The Council then focussed for several days on the enormous educational effort that the Society of Jesus is carrying out in the world and on how it can best collaborate in the mission that God has entrusted to the Church. This has to be a mission that is carried out in the context of the faith and the spiritual experience that animate the Society, which must, as Father Arrupe explained, lead to the formation of people for and with others. Enlightened by Christ, the true men and women for others are capable of being agents of change and committed to the construction of more just and humane societies. This process led us to deepen the meaning of Ignatian pedagogy, the importance of critical reflection, discernment, openness to the experience of God, and faith formation in the multi-religious and multi-convictional contexts of today’s societies.
The last day of the Council was devoted to reflecting on the recent instruction of the Vatican Congregation for Education on The Identity of the Catholic School for a Culture of Dialogue. This instruction seeks to clarify the meaning of the identity of the Catholic school in a multicultural and multi-religious world like ours. To this end, we listened to the opinions of a canonist, a theologian and an educator.

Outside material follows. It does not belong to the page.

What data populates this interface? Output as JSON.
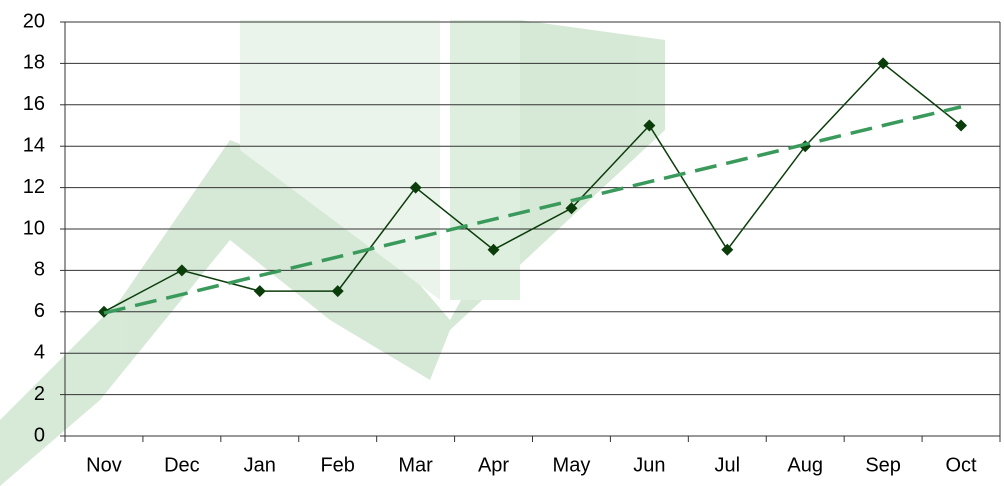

As in other meetings of the Expanded Council, the discernment on the educational apostolate was lived in an atmosphere of personal prayer, spiritual conversation, and Eucharistic celebration where we really wanted to listen to the Lord. Personally, and as Secretary for Jesuit Education (Secondary and Pre-Secondary), I felt that we truly contemplated our educational endeavour, with its lights, challenges and shadows, through the eyes of Jesus. This led us to recognise with gratitude the enormous efforts of so many Jesuits and apostolic companions who passionately make it possible for our schools, universities and other educational centres to carry out their mission of education and evangelisation.
We were also able to recognise the enormous challenges so that our educational institutions can truly contribute to the hope and fraternity to which Pope Francis has called us in Laudato Si’ and Fratelli Tutti. After all, our works, like us Jesuits, find themselves immersed in a context that is often inimical to the values and the vision we seek as servants of the Gospel. However, we feel once again that faith in the crucified and risen Christ leads us in all things to love and serve, to continue to preach by our lives, works and words the kingdom of God. The important thing is to put Jesus at the centre of our apostolic life, the only one who can make it possible to build a true human brotherhood and sisterhood. As Jesuits we have experienced the healing and liberation that Jesus offers us, and it is this same experience that continues to encourage us to become and educate other people to be men and women for and with others.